Limit

Sometimes, after school, David could hear his mother having an affair. The first few times, he could only hear soft steady breathing. The sound that breath makes when blown on a car window to make it fog up. He never saw anyone else in the house and so imagined his mother inside her bedroom fogging up all the glass. But as time went by, she became reckless, left the bedroom door slightly ajar, and the voices and noises David heard he could only relate to pain. His mother’s accomplice began to make appearances in the house, usually in the kitchen, half-clothed, cheeks bloodshot and drinking water from the tap, hands cupped. He wouldn’t acknowledge David. Just a half-formed wry smile and fickle eye contact. On a particularly dry afternoon, however, when David was sat outside beside the lawn mower he had given up on trying to start, the man happened to turn back as he walked out past David. He remarked, ‘Have a good one,’ as he fixed the cufflinks of his shirt and ambled down the street before David could respond.

‘Heard your mum takes it from anyone, Davie-boy.’ David was hit by an elastic band shot from across the the tram. David studied the pleats of his navy school pants. Johnson turned around abruptly, his legs pressing into David’s. They heard a jet fly overhead and David thought the world was ending. A single drone, or an object falling from a great height. He hadn’t told Johnson he loved him yet. But he hoped it would be the end before he felt the need to tell him.

‘Fuck up, Brent.’ The back carriage was full of laughter. The pleats in David’s pants weren’t straight. He pinched at the fabric. His mother couldn’t do anything right anymore.

‘Tell her she’s welcome to this anytime.’ David didn’t bother looking back. The image of Brent grabbing at his cock was one he had seen many times from the back of the classroom, in front of teachers, in front of girls. Crawling down Sydney Road, David thought that each man he saw could be the one who frequently emerged from his mother’s bedroom. He could be making his way there now. David searched for that self-assured slow strut that he had witnessed  the other day, as the man had parted the long grass with his perfectly pleated business pants.
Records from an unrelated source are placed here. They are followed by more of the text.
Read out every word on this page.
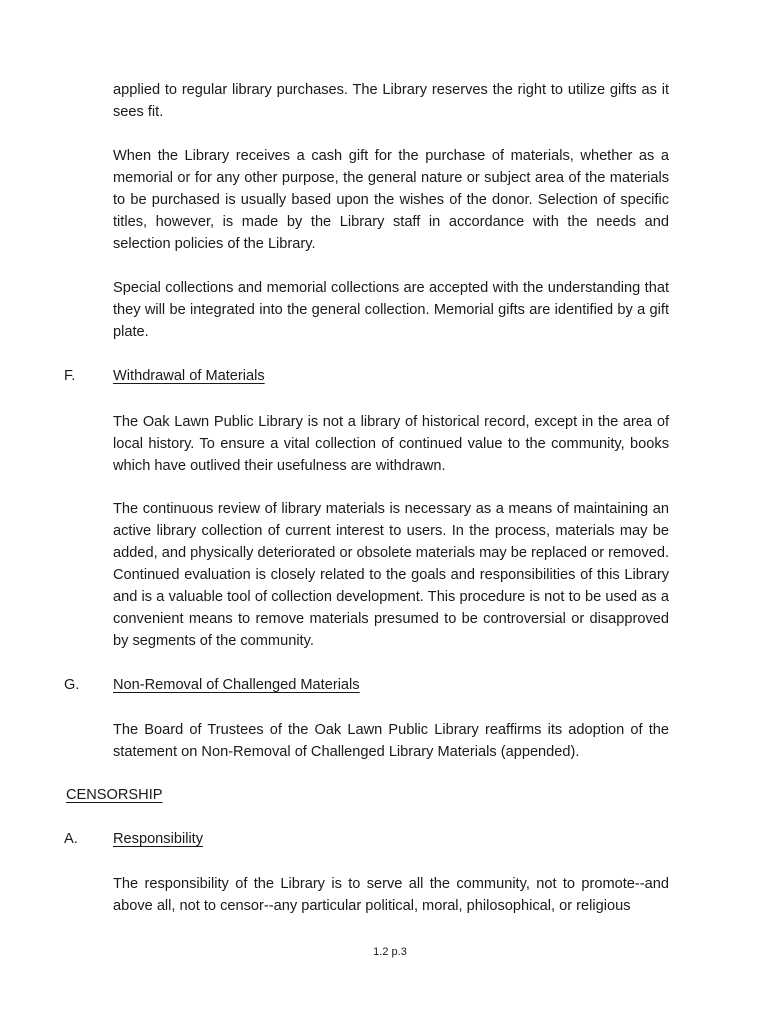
applied to regular library purchases. The Library reserves the right to utilize gifts as it sees fit.

When the Library receives a cash gift for the purchase of materials, whether as a memorial or for any other purpose, the general nature or subject area of the materials to be purchased is usually based upon the wishes of the donor. Selection of specific titles, however, is made by the Library staff in accordance with the needs and selection policies of the Library.

Special collections and memorial collections are accepted with the understanding that they will be integrated into the general collection. Memorial gifts are identified by a gift plate.

F.	Withdrawal of Materials

The Oak Lawn Public Library is not a library of historical record, except in the area of local history. To ensure a vital collection of continued value to the community, books which have outlived their usefulness are withdrawn.

The continuous review of library materials is necessary as a means of maintaining an active library collection of current interest to users. In the process, materials may be added, and physically deteriorated or obsolete materials may be replaced or removed. Continued evaluation is closely related to the goals and responsibilities of this Library and is a valuable tool of collection development. This procedure is not to be used as a convenient means to remove materials presumed to be controversial or disapproved by segments of the community.

G. Non-Removal of Challenged Materials

The Board of Trustees of the Oak Lawn Public Library reaffirms its adoption of the statement on Non-Removal of Challenged Library Materials (appended).

CENSORSHIP
A. Responsibility

The responsibility of the Library is to serve all the community, not to promote--and above all, not to censor--any particular political, moral, philosophical, or religious

1.2 p.3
‘Let’s get off here and walk,’ David whispered to Johnson, who frowned. David stood up, grabbing at his school bag. He fumbled and swayed, pulled the string. Johnson sighed, picked up David’s bag as well as his own, and they both bumped into each other on their way to the doors. As the doors opened, Johnson tossed a bottle of water at Brent, hitting him in the chest, before pushing David off the tram. They would both pay for that later.

The affair made David sad. Not because he felt sorry for his father because his father sometimes beat him – not often, just when David brought the wrong milk home from the shops, or when he’d fallen asleep with the radio on. He felt sad because it seemed that secrets weren’t secrets at all and he wondered at all the secrets he had, that wouldn’t remain his own forever. If people would eventually figure it all out, piece everything together and discover what kind of puzzle he actually was. If maybe, years ago, when he had told Johnson that he had accidentally killed his pet budgerigar by squeezing it too hard with affection, Johnson had gone straight to David’s mother and told her. Or if maybe David’s own mother had overheard the conversation by hiding out near their secret place by the back fence between the tool shed and the old willow tree. And he wondered about all the secrets that he hadn’t yet told anyone, but which were written across his skin with erasable ink.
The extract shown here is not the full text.